The DCU's a conceptual space that was created when people started squashing different stories together and deciding that they 'shared a universe', and over the years that process of combining, dividing and understanding the conceptual space has become the focus of much activity in the fiction.
A Crisis is a painting about its canvas.
That brings its own problems, but by foregrounding its spatiality, the DCU makes explicit that it isn't a story, that it isn't a history. It's a place where stories and histories happen. This allows for an incredible variety of tone, ideology and technique. Sandman could never ever have grown out of any other shared comics universe. The DCU's the only kind of soil in which trees like that will fruit.
It is possible to see the Marvel Universe as one story, one history though. Its main virtue is the integrity, cohesion and wholeness that the DCU finds its main virtue in lacking. I'm not talking here about anything as boring as "Marvel's continuity is more linear than DC's" - that's just a side effect of what's going on here. It's a universe that grew up as a universe, rather than through the cellular fusion of vigorously frotaging narratives.

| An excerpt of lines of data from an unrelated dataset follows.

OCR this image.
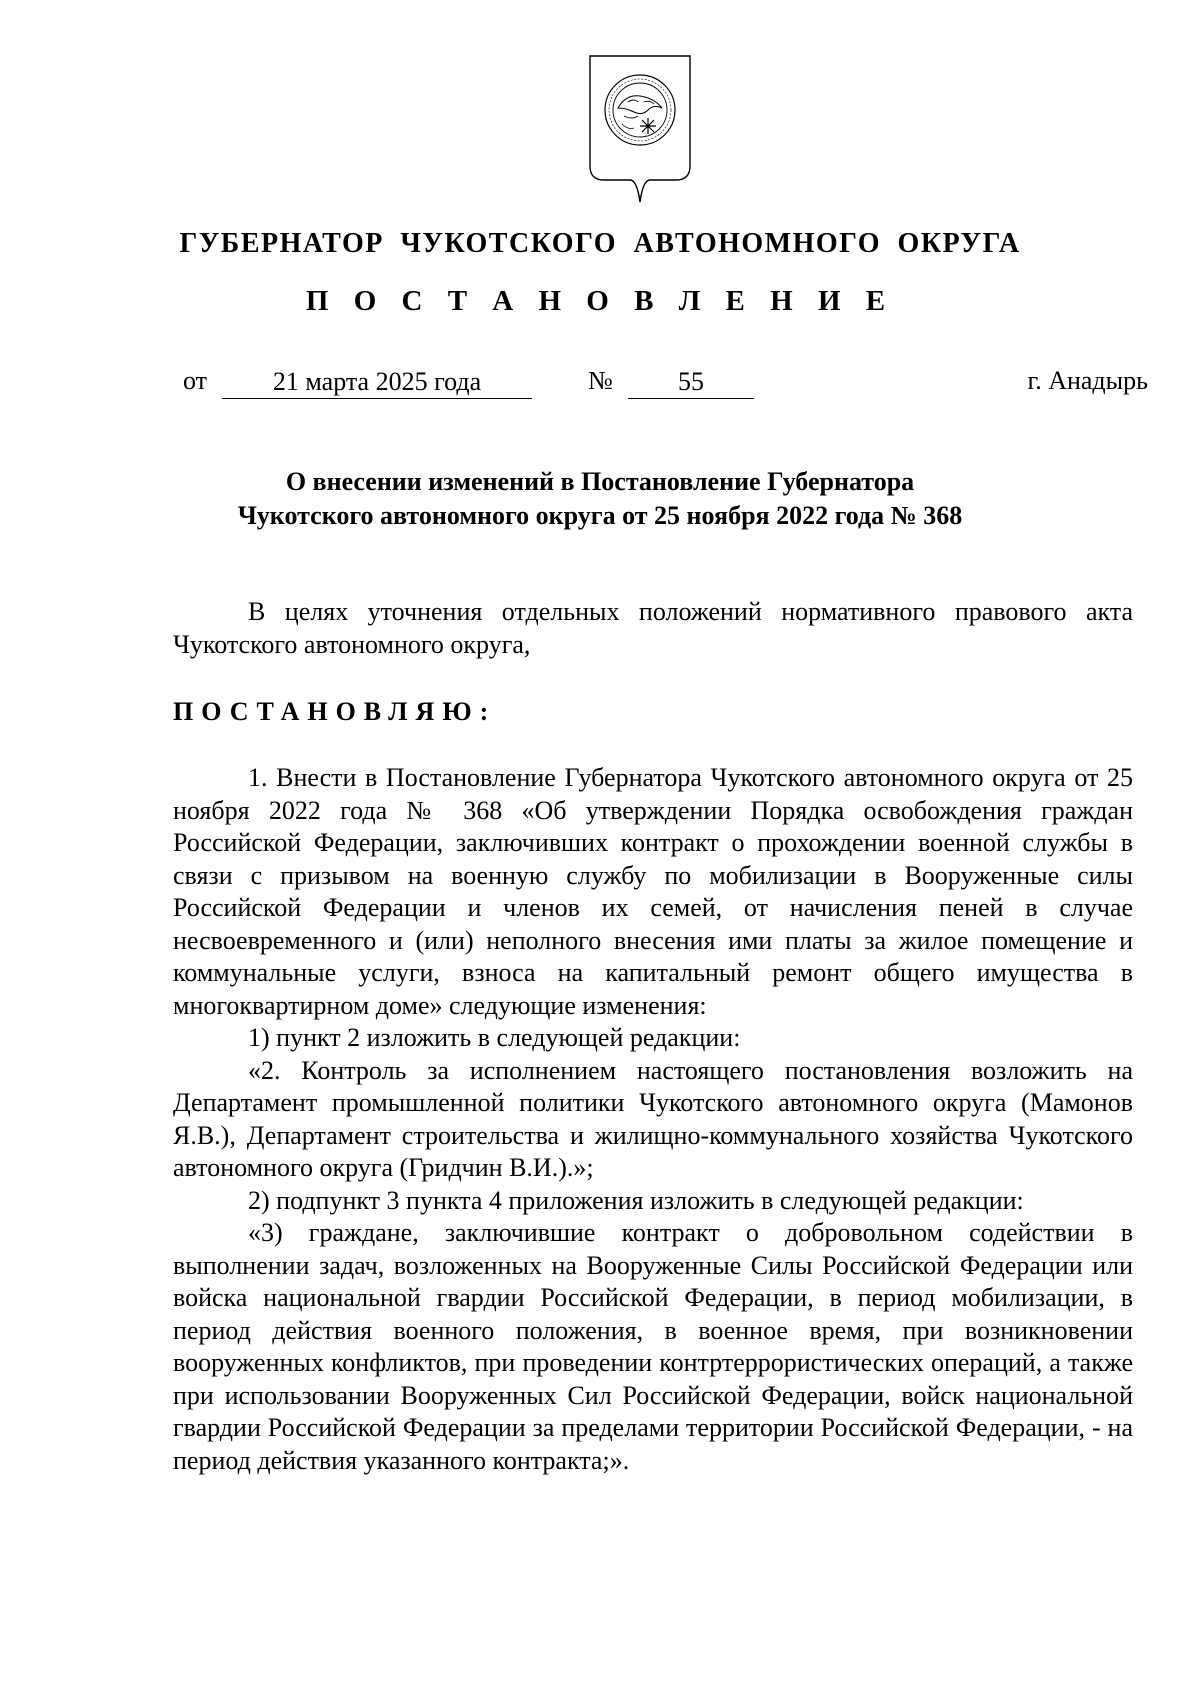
ГУБЕРНАТОР ЧУКОТСКОГО АВТОНОМНОГО ОКРУГА
П О С Т А Н О В Л Е Н И Е
от	21 марта 2025 года	№	55	г. Анадырь
О внесении изменений в Постановление Губернатора
Чукотского автономного округа от 25 ноября 2022 года № 368

В целях уточнения отдельных положений нормативного правового акта Чукотского автономного округа,

ПОСТАНОВЛЯЮ:

1. Внести в Постановление Губернатора Чукотского автономного округа от 25 ноября 2022 года № 368 «Об утверждении Порядка освобождения граждан Российской Федерации, заключивших контракт о прохождении военной службы в связи с призывом на военную службу по мобилизации в Вооруженные силы Российской Федерации и членов их семей, от начисления пеней в случае несвоевременного и (или) неполного внесения ими платы за жилое помещение и коммунальные услуги, взноса на капитальный ремонт общего имущества в многоквартирном доме» следующие изменения:

1) пункт 2 изложить в следующей редакции:

«2. Контроль за исполнением настоящего постановления возложить на Департамент промышленной политики Чукотского автономного округа (Мамонов Я.В.), Департамент строительства и жилищно-коммунального хозяйства Чукотского автономного округа (Гридчин В.И.).»;

2) подпункт 3 пункта 4 приложения изложить в следующей редакции:

«3) граждане, заключившие контракт о добровольном содействии в выполнении задач, возложенных на Вооруженные Силы Российской Федерации или войска национальной гвардии Российской Федерации, в период мобилизации, в период действия военного положения, в военное время, при возникновении вооруженных конфликтов, при проведении контртеррористических операций, а также при использовании Вооруженных Сил Российской Федерации, войск национальной гвардии Российской Федерации за пределами территории Российской Федерации, - на период действия указанного контракта;».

There's a mechanical quality to the MU...it's like a horologist fitting together lots of little cogs and calling it a "watch", whereas the DCU is more like an artist taking a handful of little cogs, throwing them across a beach and yelling out, "I call it....THE SHORES OF FOREVER!"
Obviously what I'm trying to say is something you've heard me say a good few times before...I think the DCU is a postmodern space and that the MU is a modernist object.

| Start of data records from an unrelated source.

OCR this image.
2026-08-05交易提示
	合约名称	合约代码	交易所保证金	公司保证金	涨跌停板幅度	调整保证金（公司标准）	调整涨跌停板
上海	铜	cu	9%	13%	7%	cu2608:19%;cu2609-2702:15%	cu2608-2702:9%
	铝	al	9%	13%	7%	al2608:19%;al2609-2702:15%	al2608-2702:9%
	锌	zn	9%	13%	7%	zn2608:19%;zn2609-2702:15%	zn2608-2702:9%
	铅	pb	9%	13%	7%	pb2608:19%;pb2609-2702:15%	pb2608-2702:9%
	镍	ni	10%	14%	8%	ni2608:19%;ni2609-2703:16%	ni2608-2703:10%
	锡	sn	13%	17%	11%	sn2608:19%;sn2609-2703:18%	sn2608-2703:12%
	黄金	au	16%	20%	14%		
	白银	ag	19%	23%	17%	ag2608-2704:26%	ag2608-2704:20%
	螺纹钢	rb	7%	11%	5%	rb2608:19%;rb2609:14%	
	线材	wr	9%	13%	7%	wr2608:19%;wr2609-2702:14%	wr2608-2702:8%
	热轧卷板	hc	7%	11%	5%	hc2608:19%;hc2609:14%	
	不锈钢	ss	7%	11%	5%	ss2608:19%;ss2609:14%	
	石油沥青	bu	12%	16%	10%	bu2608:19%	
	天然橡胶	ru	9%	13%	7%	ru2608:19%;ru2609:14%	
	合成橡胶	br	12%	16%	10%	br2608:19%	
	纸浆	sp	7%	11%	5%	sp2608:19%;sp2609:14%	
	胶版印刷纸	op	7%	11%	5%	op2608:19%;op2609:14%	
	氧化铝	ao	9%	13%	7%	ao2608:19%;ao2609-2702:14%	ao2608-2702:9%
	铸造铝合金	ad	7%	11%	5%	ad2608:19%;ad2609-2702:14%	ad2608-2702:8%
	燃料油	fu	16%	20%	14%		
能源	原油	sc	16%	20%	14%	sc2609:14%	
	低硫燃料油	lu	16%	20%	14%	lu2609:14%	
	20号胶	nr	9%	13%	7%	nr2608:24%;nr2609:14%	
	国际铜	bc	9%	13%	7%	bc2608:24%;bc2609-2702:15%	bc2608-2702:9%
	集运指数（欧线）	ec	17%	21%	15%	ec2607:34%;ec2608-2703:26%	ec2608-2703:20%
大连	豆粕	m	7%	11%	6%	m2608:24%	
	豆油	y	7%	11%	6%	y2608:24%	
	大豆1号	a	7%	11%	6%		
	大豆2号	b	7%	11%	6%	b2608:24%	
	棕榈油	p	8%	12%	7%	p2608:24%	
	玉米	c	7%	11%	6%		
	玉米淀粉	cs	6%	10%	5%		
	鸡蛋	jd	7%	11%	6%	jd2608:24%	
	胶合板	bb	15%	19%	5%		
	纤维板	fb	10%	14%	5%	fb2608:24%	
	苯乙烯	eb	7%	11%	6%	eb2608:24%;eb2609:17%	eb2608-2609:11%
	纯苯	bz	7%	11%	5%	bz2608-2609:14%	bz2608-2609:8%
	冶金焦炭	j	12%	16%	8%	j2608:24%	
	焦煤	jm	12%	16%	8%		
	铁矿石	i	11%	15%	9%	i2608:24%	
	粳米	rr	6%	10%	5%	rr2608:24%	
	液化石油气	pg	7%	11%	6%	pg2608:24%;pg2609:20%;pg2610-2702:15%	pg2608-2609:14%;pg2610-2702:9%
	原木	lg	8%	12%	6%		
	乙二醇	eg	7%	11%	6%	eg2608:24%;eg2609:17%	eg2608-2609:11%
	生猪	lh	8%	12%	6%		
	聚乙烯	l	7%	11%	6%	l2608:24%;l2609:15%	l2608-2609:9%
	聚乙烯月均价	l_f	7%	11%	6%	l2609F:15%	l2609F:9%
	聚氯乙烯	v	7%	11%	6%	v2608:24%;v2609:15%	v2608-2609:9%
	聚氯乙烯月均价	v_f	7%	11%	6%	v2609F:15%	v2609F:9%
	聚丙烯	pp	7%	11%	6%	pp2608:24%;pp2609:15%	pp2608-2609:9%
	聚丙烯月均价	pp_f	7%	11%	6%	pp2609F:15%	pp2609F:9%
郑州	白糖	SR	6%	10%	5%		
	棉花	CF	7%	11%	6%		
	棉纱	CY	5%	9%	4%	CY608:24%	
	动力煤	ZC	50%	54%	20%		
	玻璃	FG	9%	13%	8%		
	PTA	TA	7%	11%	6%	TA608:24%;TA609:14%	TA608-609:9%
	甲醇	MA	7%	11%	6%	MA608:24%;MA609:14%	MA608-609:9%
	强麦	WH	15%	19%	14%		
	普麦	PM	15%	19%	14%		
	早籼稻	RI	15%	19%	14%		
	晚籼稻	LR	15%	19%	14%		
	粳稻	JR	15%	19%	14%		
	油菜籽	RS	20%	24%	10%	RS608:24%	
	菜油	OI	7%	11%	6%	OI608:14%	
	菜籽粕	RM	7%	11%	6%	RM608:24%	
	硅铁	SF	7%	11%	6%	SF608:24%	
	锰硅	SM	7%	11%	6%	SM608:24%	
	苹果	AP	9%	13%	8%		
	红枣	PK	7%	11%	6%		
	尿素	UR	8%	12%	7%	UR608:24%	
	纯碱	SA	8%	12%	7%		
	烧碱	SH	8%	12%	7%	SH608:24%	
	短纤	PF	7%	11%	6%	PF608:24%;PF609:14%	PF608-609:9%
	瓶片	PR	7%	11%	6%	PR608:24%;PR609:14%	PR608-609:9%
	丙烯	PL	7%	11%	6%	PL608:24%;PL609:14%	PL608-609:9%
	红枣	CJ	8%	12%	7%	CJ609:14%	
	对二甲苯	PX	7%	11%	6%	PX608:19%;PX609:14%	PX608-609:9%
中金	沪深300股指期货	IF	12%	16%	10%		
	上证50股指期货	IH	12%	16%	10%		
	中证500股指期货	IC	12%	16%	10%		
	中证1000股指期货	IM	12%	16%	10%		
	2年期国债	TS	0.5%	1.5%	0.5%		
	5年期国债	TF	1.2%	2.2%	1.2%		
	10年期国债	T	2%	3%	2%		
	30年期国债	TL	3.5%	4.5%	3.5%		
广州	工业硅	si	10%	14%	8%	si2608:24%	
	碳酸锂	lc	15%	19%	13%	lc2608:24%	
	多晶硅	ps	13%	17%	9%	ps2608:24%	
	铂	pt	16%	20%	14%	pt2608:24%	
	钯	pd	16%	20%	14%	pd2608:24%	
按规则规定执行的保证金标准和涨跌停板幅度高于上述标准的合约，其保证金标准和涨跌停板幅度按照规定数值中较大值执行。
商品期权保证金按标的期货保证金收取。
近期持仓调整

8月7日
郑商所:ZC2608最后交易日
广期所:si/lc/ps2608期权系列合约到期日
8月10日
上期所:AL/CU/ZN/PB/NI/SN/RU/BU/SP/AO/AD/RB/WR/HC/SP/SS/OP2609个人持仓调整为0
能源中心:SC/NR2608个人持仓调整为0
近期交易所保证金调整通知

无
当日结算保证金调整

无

Ihab Hassan once wrote a list of oppositions helpful in getting the whole modernism/postmodernism thing. I expect Oni's seen it around, but it's still fun having a look down it and seeing the extent to which it could be talking about the Marvel and DC universes.
Modernism / Postmodernism
Romanticism/Symbolism / Pataphysics/Dadaism
Form (conjunctive, closed) / Antiform (disjunctive, open)
Purpose / Play
Design / Chance
Hierarchy / Anarchy
Mastery/Logos / Exhaustion/Silence
Art Object/Finished Work / Process/Performance/Happening
Distance / Participation
Creation/Totalization / Decreation/Deconstruction
Synthesis / Antithesis
Presence / Absence
Centering / Dispersal
Genre/Boundary / Text/Intertext
Semantics / Rhetoric
Paradigm / Syntagm
Hypotaxis / Parataxis
Metaphor / Metonymy
Selection / Combination
Root/Depth / Rhizome/Surface
Interpretation/Reading / Against Interpretation/Misreading
Signified / Signifier
Lisible (Readerly) / Scriptible (Writerly)
Narrative/Grande Histoire / Anti-narrative/Petite Histoire
Master Code / Idiolect
Symptom / Desire
Type / Mutant
Genital/Phallic / Polymorphous/Androgynous
Paranoia / Schizophrenia
Origin/Cause / Difference-Differance/Trace
God the Father / The Holy Ghost
Metaphysics / Irony
Determinacy/ Indeterminancy
Transcendence / Immanence
I might go through them later and see which ones fit and which don't. Or that might be your homework.